Fatty acid (FA) catabolism abnormality has been proved to play an important role in obesity-related cardiomyopathy. We hypothesized that cardiospecific suppression of CD36, the predominant membrane FA transporter, would protect against obesity-related cardiomyopathy.

METHODS

Four-wk-old male C57BL/6 J mice were fed with either high-fat-diet (HFD) or control-normal-diet for 2 wk. Then they were subjected to intramyocardial injection with recombinant lentiviral vectors containing short hairpin RNAs to selectively downregulate the expression of either cardiac CD36 or irrelevant gene by RNA interference. After a 10-wk continuation of the diet, biochemical, functional, morphological, histological, metabolic and molecular profiles were assessed.

RESULTS

HFD administration elicited obesity, cardiac hypertrophy and systolic dysfunction accompanied with elevated serum levels of blood urea nitrogen (BUN), creatinine, fasting serum glucose (FSG), total cholesterol (TC) and triglyceride.

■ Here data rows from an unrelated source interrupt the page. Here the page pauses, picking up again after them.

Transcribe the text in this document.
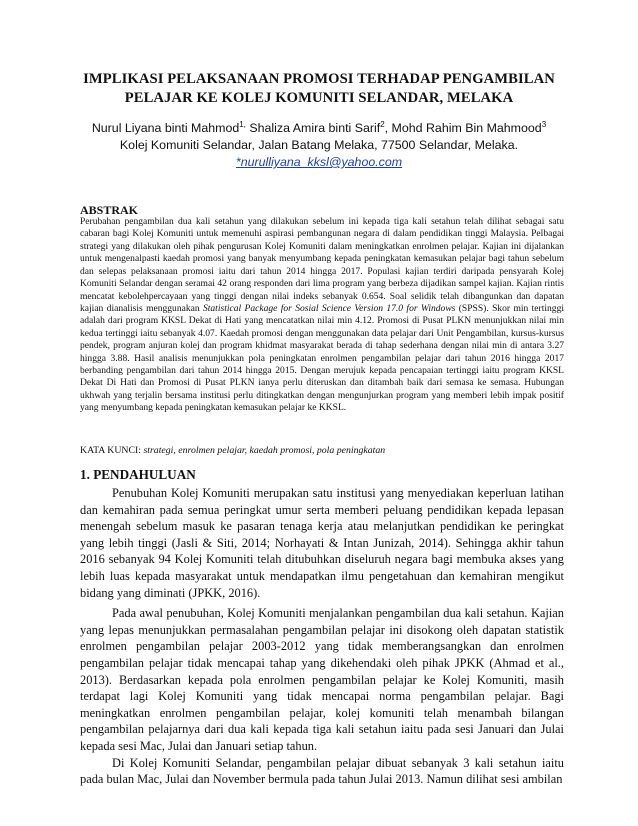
IMPLIKASI PELAKSANAAN PROMOSI TERHADAP PENGAMBILAN
PELAJAR KE KOLEJ KOMUNITI SELANDAR, MELAKA
Nurul Liyana binti Mahmod$^{1,}$ Shaliza Amira binti Sarif$^2$, Mohd Rahim Bin Mahmood$^3$
Kolej Komuniti Selandar, Jalan Batang Melaka, 77500 Selandar, Melaka.
*nurulliyana_kksl@yahoo.com
ABSTRAK

Perubahan pengambilan dua kali setahun yang dilakukan sebelum ini kepada tiga kali setahun telah dilihat sebagai satu cabaran bagi Kolej Komuniti untuk memenuhi aspirasi pembangunan negara di dalam pendidikan tinggi Malaysia. Pelbagai strategi yang dilakukan oleh pihak pengurusan Kolej Komuniti dalam meningkatkan enrolmen pelajar. Kajian ini dijalankan untuk mengenalpasti kaedah promosi yang banyak menyumbang kepada peningkatan kemasukan pelajar bagi tahun sebelum dan selepas pelaksanaan promosi iaitu dari tahun 2014 hingga 2017. Populasi kajian terdiri daripada pensyarah Kolej Komuniti Selandar dengan seramai 42 orang responden dari lima program yang berbeza dijadikan sampel kajian. Kajian rintis mencatat kebolehpercayaan yang tinggi dengan nilai indeks sebanyak 0.654. Soal selidik telah dibangunkan dan dapatan kajian dianalisis menggunakan Statistical Package for Sosial Science Version 17.0 for Windows (SPSS). Skor min tertinggi adalah dari program KKSL Dekat di Hati yang mencatatkan nilai min 4.12. Promosi di Pusat PLKN menunjukkan nilai min kedua tertinggi iaitu sebanyak 4.07. Kaedah promosi dengan menggunakan data pelajar dari Unit Pengambilan, kursus-kursus pendek, program anjuran kolej dan program khidmat masyarakat berada di tahap sederhana dengan nilai min di antara 3.27 hingga 3.88. Hasil analisis menunjukkan pola peningkatan enrolmen pengambilan pelajar dari tahun 2016 hingga 2017 berbanding pengambilan dari tahun 2014 hingga 2015. Dengan merujuk kepada pencapaian tertinggi iaitu program KKSL Dekat Di Hati dan Promosi di Pusat PLKN ianya perlu diteruskan dan ditambah baik dari semasa ke semasa. Hubungan ukhwah yang terjalin bersama institusi perlu ditingkatkan dengan mengunjurkan program yang memberi lebih impak positif yang menyumbang kepada peningkatan kemasukan pelajar ke KKSL.

KATA KUNCI: strategi, enrolmen pelajar, kaedah promosi, pola peningkatan
1. PENDAHULUAN

Penubuhan Kolej Komuniti merupakan satu institusi yang menyediakan keperluan latihan dan kemahiran pada semua peringkat umur serta memberi peluang pendidikan kepada lepasan menengah sebelum masuk ke pasaran tenaga kerja atau melanjutkan pendidikan ke peringkat yang lebih tinggi (Jasli & Siti, 2014; Norhayati & Intan Junizah, 2014). Sehingga akhir tahun 2016 sebanyak 94 Kolej Komuniti telah ditubuhkan diseluruh negara bagi membuka akses yang lebih luas kepada masyarakat untuk mendapatkan ilmu pengetahuan dan kemahiran mengikut bidang yang diminati (JPKK, 2016).

Pada awal penubuhan, Kolej Komuniti menjalankan pengambilan dua kali setahun. Kajian yang lepas menunjukkan permasalahan pengambilan pelajar ini disokong oleh dapatan statistik enrolmen pengambilan pelajar 2003-2012 yang tidak memberangsangkan dan enrolmen pengambilan pelajar tidak mencapai tahap yang dikehendaki oleh pihak JPKK (Ahmad et al., 2013). Berdasarkan kepada pola enrolmen pengambilan pelajar ke Kolej Komuniti, masih terdapat lagi Kolej Komuniti yang tidak mencapai norma pengambilan pelajar. Bagi meningkatkan enrolmen pengambilan pelajar, kolej komuniti telah menambah bilangan pengambilan pelajarnya dari dua kali kepada tiga kali setahun iaitu pada sesi Januari dan Julai kepada sesi Mac, Julai dan Januari setiap tahun.

Di Kolej Komuniti Selandar, pengambilan pelajar dibuat sebanyak 3 kali setahun iaitu pada bulan Mac, Julai dan November bermula pada tahun Julai 2013. Namun dilihat sesi ambilan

Additionally, HFD consumption promoted lipid accumulation and reactive oxygen species (ROS) generation in the cardiomyocytes. Cardiospecific CD36 inhibition protected against HFD induced cardiac remodeling by decreasing heart/body weight ratio, increasing left ventricular (LV) ejection fraction and fractional shortening as well as normalizing LV diameter, without influencing body weight gain. Inhibition of cardiac CD36 also mitigated obesity induced alteration in BUN, creatinine and triglyceride, but had no effect on FSG or TC. Moreover, cardiospecific CD36 deficiency corrected myocardial lipid overaccumulation and intracellular ROS overproduction that were induced by HFD feeding.

CONCLUSIONS

Cardiospecific CD36 inhibition protects against the aggravation of cardiac functional and morphological changes associated with HFD induced obesity. CD36 represents a potential therapeutic target for obesity cardiomyopathy.